The Trilateral Contact Group on Ukraine comprising representatives of Ukraine, Russia and the OSCE adopted a memorandum on September 19, 2014 in Minsk. The document outlined the parameters for the implementation of commitments on the ceasefire in Ukraine laid down in the Minsk Protocol of September 5, 2014.

The nine-point memorandum in particular envisioned a ban on the use of all armaments and withdrawal of weapons with the calibers of over 100 millimeters to a distance of 15 kilometers from the contact line from each side. The OSCE was tasked with controlling the implementation of memorandum provisions.
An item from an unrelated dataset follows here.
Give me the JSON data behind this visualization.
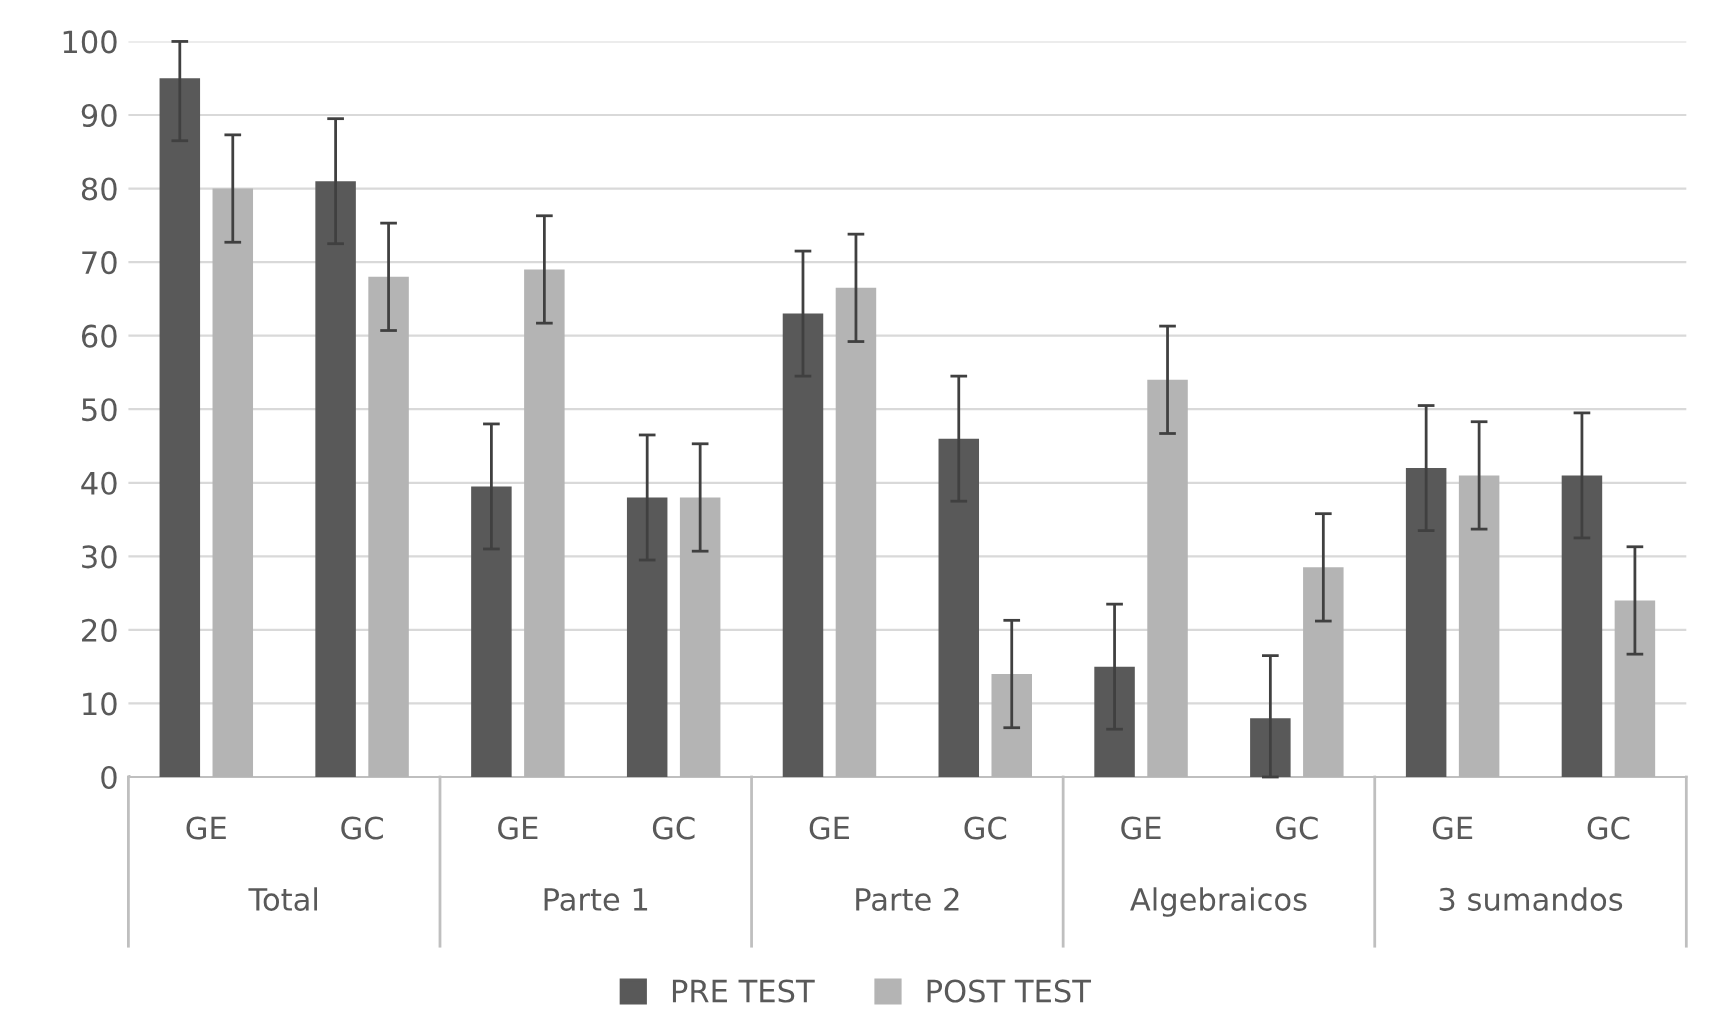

The Contact Group’s meeting in late December 2014 ended with no major results. The meeting scheduled for January 16, 2015 did not take place as no representatives of Kiev arrived in Minsk.

A regular meeting of the Contact Group on Ukrainian settlement occurred January 31 and also ended without visible results. DPR and LPR representatives Denis Pushilin and Vladislav Deinego stressed that Kiev presents ultimatums to militiamen instead of talks.

Regular talks of the participants of the Trilateral Contact Group on settlement of the situation in eastern Ukraine were held in Minsk on February 10-12.

At that meeting of the Contact Group, a 13-point package of measures on implementation of the Minsk agreements was adopted, in particular, the agreement on cessation of fire from February 15, withdrawal of heavy armaments, as well as measures on long-term political settlement of the situation in Ukraine, including enforcement of the special self-rule status for certain districts of the Donetsk and Luhansk regions.

The document was signed by OSCE Ambassador Heidi Tagliavini, ex-Ukrainian president Leonid Kuchma, Russian Ambassador in Ukraine Mikhail Zurabov, as well as self-proclaimed Donetsk and Lugansk People's republics' leaders Alexander Zakharchenko and Igor Plotnitsky.

Talks of the Normandy Four leaders (Russia, Ukraine, Germany and France) on the Ukrainian issue also ended February 12 in Minsk.